🤖 AI Summary
This work addresses the challenge of tumor localization in the bladder, where the absence of stable anatomical landmarks necessitates the use of vascular patterns as personalized navigation fingerprints. However, automated vessel segmentation in endoscopic images is severely hindered by artifacts, illumination variations, tissue deformation, and dynamic mucosal folds. To overcome these issues, the authors propose a Hybrid Attention-Convolution (HAC) network that integrates Transformer-based modeling of global vascular topology with CNN-based residual refinement to recover fine structures. They further introduce a structure-aware annotation refinement strategy to suppress spurious short terminal branches and employ a physics-informed, clinically grounded self-supervised pretraining scheme to mitigate label scarcity. Evaluated on the BlaVeS dataset, the method achieves 0.94 accuracy, 0.61 precision, and 0.66 clDice, significantly outperforming existing approaches while effectively reducing false positives caused by dynamic folds, thereby providing robust vascular structural stability for intraoperative navigation.
📝 Abstract
Urinary bladder cancer surveillance requires tracking tumor sites across repeated interventions, yet the deformable and hollow bladder lacks stable landmarks for orientation. While blood vessels visible during endoscopy offer a patient-specific"vascular fingerprint"for navigation, automated segmentation is challenged by imperfect endoscopic data, including sparse labels, artifacts like bubbles or variable lighting, continuous deformation, and mucosal folds that mimic vessels. State-of-the-art vessel segmentation methods often fail to address these domain-specific complexities. We introduce a Hybrid Attention-Convolution (HAC) architecture that combines Transformers to capture global vessel topology prior with a CNN that learns a residual refinement map to precisely recover thin-vessel details. To prioritize structural connectivity, the Transformer is trained on optimized ground truth data that exclude short and terminal branches.
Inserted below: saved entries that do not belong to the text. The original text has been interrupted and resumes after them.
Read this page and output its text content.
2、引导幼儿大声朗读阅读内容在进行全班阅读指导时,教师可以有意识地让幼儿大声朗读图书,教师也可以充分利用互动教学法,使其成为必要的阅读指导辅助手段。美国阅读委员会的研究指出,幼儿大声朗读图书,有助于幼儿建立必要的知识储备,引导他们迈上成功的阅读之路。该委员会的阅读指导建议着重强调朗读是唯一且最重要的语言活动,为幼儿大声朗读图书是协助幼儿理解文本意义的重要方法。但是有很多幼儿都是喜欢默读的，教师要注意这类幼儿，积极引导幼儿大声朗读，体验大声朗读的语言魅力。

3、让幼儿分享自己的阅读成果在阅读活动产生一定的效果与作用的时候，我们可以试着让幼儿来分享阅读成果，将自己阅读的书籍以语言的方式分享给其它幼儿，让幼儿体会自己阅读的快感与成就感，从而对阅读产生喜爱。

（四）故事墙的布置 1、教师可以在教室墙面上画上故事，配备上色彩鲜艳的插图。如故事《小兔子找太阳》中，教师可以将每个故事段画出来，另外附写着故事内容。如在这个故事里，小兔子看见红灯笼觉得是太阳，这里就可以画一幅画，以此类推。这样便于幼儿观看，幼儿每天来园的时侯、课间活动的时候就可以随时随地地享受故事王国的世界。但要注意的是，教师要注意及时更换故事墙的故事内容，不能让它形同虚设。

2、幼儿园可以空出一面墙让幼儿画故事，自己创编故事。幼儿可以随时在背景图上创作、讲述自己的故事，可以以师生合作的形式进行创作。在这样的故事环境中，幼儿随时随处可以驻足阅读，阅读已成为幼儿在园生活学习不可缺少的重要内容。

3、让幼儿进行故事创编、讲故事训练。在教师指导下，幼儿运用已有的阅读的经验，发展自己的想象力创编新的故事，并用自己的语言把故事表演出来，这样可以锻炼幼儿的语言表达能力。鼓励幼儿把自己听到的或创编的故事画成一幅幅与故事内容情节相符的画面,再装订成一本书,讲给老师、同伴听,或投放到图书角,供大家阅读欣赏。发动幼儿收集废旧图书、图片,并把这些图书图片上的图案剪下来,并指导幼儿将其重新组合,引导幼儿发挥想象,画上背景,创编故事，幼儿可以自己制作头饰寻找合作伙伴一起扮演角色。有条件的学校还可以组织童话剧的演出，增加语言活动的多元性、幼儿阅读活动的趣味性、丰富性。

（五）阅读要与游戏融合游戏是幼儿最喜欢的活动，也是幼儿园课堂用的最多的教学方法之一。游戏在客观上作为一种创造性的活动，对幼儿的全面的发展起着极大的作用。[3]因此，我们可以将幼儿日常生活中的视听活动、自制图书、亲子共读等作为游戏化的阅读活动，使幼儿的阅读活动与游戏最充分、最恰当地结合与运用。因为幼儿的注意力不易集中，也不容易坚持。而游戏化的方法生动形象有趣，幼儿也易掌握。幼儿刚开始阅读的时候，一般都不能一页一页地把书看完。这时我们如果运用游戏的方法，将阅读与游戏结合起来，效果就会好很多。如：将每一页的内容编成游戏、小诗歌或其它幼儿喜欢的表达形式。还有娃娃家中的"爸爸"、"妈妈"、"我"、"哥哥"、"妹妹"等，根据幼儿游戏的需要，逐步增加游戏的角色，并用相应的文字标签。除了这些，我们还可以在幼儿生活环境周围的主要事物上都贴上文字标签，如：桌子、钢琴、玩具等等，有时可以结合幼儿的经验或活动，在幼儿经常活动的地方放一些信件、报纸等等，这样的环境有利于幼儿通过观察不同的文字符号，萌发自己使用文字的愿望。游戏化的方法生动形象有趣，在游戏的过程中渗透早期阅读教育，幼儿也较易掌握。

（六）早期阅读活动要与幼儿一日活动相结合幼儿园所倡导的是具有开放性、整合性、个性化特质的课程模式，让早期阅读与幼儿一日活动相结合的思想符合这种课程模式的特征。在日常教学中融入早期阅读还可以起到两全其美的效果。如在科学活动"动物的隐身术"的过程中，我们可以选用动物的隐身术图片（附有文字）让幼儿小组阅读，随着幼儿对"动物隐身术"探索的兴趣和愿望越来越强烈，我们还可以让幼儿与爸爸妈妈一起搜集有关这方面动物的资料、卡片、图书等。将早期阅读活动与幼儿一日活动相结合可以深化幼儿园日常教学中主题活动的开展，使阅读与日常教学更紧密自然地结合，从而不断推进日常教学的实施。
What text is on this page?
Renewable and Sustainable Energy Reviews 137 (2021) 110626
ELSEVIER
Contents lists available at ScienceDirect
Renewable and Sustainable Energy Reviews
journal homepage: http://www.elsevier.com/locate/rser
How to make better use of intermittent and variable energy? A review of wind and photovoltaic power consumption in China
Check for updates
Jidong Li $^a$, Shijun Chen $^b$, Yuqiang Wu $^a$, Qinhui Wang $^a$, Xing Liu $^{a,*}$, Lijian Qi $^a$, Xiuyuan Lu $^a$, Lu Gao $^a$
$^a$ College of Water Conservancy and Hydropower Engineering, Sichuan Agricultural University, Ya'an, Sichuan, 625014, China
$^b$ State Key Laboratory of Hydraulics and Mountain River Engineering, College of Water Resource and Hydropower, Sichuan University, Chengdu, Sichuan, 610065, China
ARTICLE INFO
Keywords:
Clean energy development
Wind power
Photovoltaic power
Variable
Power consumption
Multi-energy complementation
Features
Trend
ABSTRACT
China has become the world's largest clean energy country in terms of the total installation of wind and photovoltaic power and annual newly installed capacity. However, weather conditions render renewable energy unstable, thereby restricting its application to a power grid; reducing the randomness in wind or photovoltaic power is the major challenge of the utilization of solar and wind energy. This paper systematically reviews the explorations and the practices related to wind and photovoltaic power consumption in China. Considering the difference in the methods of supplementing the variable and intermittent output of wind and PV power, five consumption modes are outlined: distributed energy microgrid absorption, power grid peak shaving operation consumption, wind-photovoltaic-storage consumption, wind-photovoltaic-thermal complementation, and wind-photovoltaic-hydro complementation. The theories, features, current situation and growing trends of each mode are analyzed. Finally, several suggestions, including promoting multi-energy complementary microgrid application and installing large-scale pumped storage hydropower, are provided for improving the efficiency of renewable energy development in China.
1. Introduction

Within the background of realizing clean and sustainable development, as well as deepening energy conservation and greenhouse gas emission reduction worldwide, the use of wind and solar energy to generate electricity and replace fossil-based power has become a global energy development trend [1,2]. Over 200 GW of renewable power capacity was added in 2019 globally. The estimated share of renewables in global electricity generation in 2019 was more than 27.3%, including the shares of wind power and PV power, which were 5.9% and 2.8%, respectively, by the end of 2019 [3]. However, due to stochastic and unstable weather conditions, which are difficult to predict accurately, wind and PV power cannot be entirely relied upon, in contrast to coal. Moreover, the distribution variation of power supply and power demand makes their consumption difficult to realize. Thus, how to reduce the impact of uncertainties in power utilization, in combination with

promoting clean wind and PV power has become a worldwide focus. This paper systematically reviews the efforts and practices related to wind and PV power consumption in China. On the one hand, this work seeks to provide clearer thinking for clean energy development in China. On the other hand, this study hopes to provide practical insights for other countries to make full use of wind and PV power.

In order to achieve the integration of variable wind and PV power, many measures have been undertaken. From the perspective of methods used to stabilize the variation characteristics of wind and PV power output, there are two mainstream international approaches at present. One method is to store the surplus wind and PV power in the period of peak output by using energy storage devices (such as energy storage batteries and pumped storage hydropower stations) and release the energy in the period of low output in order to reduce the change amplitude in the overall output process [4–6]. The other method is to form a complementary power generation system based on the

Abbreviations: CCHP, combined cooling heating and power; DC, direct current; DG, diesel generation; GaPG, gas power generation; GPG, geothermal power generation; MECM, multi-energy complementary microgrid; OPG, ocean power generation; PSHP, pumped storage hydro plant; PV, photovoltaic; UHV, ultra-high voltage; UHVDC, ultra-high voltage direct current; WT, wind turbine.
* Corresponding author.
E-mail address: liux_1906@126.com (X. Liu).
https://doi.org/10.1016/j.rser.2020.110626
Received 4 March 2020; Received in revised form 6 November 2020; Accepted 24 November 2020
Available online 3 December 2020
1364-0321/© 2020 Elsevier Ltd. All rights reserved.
Furthermore, to address data scarcity, we employ a physics-aware pretraining, that is a self-supervised strategy using clinically grounded augmentations on unlabeled data. Evaluated on the BlaVeS dataset, consisting of endoscopic video frames, our approach achieves high accuracy (0.94) and superior precision (0.61) and clDice (0.66) compared to state-of-the-art medical segmentation models. Crucially, our method successfully suppresses false positives from mucosal folds that dynamically appear and vanish as the bladder fills and empties during surgery. Hence, HAC provides the reliable structural stability required for clinical navigation.